= Louis-Antoine Dornel =

French composer, harpsichordist, organist and violinist (1680-1757)

Louis-Antoine Dornel (30 March 1680 in Presles, Val-d'Oise near (Beaumont-sur-Oise) – 22 July 1757) was a French composer, harpsichordist, organist and violinist.

== Biography ==
Dornel was probably taught by the organist Nicolas Lebègue. He was appointed organist at the church of Sainte-Marie-Madeleine-en-la-Cité in 1706, where he took over from François d'Agincourt. He was runner-up in the competition for the post to Jean-Philippe Rameau, who eventually refused the terms set by the church authorities. He occupied several organist posts in Paris over a period from 1714 to 1748. In 1719 he was appointed to the abbey of Sainte-Geneviève, following the death of André Raison.

From 1725 to 1742, Dornel was appointed successor to du Boussetto as the music master of the Académie Française. He was required to compose a large-scale motet for choir and orchestra to be performed by the Académie each year on the feast of Saint Louis (August 25), but none survive.

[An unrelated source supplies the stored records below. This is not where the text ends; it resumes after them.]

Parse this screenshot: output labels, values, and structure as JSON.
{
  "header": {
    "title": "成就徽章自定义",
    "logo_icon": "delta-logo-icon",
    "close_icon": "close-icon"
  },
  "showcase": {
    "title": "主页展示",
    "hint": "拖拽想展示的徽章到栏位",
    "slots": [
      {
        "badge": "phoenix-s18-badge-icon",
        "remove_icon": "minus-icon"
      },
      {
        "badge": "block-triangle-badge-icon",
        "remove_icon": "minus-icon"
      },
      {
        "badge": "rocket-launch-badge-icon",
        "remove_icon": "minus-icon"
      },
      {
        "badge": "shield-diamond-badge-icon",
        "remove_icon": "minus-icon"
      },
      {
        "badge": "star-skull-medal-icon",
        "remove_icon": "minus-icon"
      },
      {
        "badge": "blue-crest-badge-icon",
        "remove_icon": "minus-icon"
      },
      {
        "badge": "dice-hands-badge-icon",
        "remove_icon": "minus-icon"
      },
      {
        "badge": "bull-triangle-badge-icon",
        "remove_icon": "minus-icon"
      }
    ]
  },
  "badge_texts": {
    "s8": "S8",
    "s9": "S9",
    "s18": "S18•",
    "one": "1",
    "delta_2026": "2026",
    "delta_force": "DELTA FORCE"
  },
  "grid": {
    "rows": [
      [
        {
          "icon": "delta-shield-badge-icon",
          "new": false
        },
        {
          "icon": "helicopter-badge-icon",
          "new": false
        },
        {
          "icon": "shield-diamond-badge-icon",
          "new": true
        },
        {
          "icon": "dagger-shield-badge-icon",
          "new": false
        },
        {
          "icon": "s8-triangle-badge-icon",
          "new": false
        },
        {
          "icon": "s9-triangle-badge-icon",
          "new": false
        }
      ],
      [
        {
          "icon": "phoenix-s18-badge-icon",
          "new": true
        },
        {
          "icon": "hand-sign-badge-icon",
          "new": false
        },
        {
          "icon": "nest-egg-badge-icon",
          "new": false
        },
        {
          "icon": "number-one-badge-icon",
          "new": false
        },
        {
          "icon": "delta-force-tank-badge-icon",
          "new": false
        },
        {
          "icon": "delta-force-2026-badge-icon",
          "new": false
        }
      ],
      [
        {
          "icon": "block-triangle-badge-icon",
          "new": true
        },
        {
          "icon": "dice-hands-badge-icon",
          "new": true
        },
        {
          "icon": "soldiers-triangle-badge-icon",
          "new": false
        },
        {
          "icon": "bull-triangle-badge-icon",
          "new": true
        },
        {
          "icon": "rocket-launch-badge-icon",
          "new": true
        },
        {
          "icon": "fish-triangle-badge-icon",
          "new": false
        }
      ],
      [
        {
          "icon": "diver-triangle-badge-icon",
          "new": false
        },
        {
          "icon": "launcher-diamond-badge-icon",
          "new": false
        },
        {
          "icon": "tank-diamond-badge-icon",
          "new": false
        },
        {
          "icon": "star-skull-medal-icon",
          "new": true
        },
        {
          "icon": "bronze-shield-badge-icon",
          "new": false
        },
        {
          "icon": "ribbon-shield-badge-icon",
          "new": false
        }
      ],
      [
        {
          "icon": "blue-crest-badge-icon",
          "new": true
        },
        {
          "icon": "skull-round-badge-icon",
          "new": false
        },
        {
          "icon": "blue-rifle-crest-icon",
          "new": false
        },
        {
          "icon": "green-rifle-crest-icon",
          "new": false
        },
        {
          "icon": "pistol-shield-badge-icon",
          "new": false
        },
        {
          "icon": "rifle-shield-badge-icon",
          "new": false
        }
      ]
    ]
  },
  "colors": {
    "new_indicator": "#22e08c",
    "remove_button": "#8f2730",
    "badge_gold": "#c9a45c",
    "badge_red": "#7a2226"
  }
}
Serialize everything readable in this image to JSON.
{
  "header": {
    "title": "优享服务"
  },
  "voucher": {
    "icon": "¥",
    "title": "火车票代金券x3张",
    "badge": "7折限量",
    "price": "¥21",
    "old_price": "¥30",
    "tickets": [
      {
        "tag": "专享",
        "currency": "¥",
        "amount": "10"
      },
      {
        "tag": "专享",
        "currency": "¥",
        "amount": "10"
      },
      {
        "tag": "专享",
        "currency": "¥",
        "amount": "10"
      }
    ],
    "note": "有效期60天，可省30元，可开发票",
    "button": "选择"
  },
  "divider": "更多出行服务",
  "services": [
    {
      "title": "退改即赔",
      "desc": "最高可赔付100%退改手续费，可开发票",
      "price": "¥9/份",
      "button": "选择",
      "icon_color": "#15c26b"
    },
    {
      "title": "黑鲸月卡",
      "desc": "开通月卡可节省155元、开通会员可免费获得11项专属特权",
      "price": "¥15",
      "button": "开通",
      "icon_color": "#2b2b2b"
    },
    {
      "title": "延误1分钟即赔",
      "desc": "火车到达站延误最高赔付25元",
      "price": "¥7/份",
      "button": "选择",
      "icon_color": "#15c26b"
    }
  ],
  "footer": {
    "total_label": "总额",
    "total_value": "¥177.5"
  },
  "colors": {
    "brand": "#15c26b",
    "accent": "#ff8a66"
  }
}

Dornel's works for harpsichord and for organ were well regarded at the time, the Mercure de France stating that they were "fort estimées et de très facile exécution" (well regarded and easy to play).

We know little more about the rest of his career, other than that his last surviving organ manuscript is dated 1756. A hand written inscription on the cover gives his birth and death date as 1691 and 1765.

As Dornel was not a salaried court musician, he had to respond to the tastes of the concert societies set up by the French aristocracy, and in particular to the popularity of the sonata form promoted by the Italian-educated Marc-Antoine Charpentier, as well as traditional suites of French dances.

== Works ==
His surviving work includes:
- four books of chamber music - Livre de simphonies contenant six suites en trio avec une sonate en quatuor (1709), Sonates à violon seul et suites pour la flûte traversière avec la basse (1711), Sonates en trio pour les flûtes allemandes, violons, hautbois (1713), and Concerts de simphonies (1723);
- a collection of pieces for harpsichord (1731) filled with pieces of character - miniature movements with evocative titles beloved by the bourgeoisie as made popular by Couperin;
- vocal music entitled airs sérieux, published by Ballard in 1706;
- four cantatas, and a series of unpublished organ pieces.

He was also author of a book of music theory published 1745: Le tour du clavier sur tous les tons.

==Dornel organ pieces==
A series of unpublished organ pieces (c. 1756) survive in manuscript (Bibliothèque Ste-Geneviève, Paris), and were published by Norbert Dufourcq in 1965 (ed. Schola Cantorum, Paris).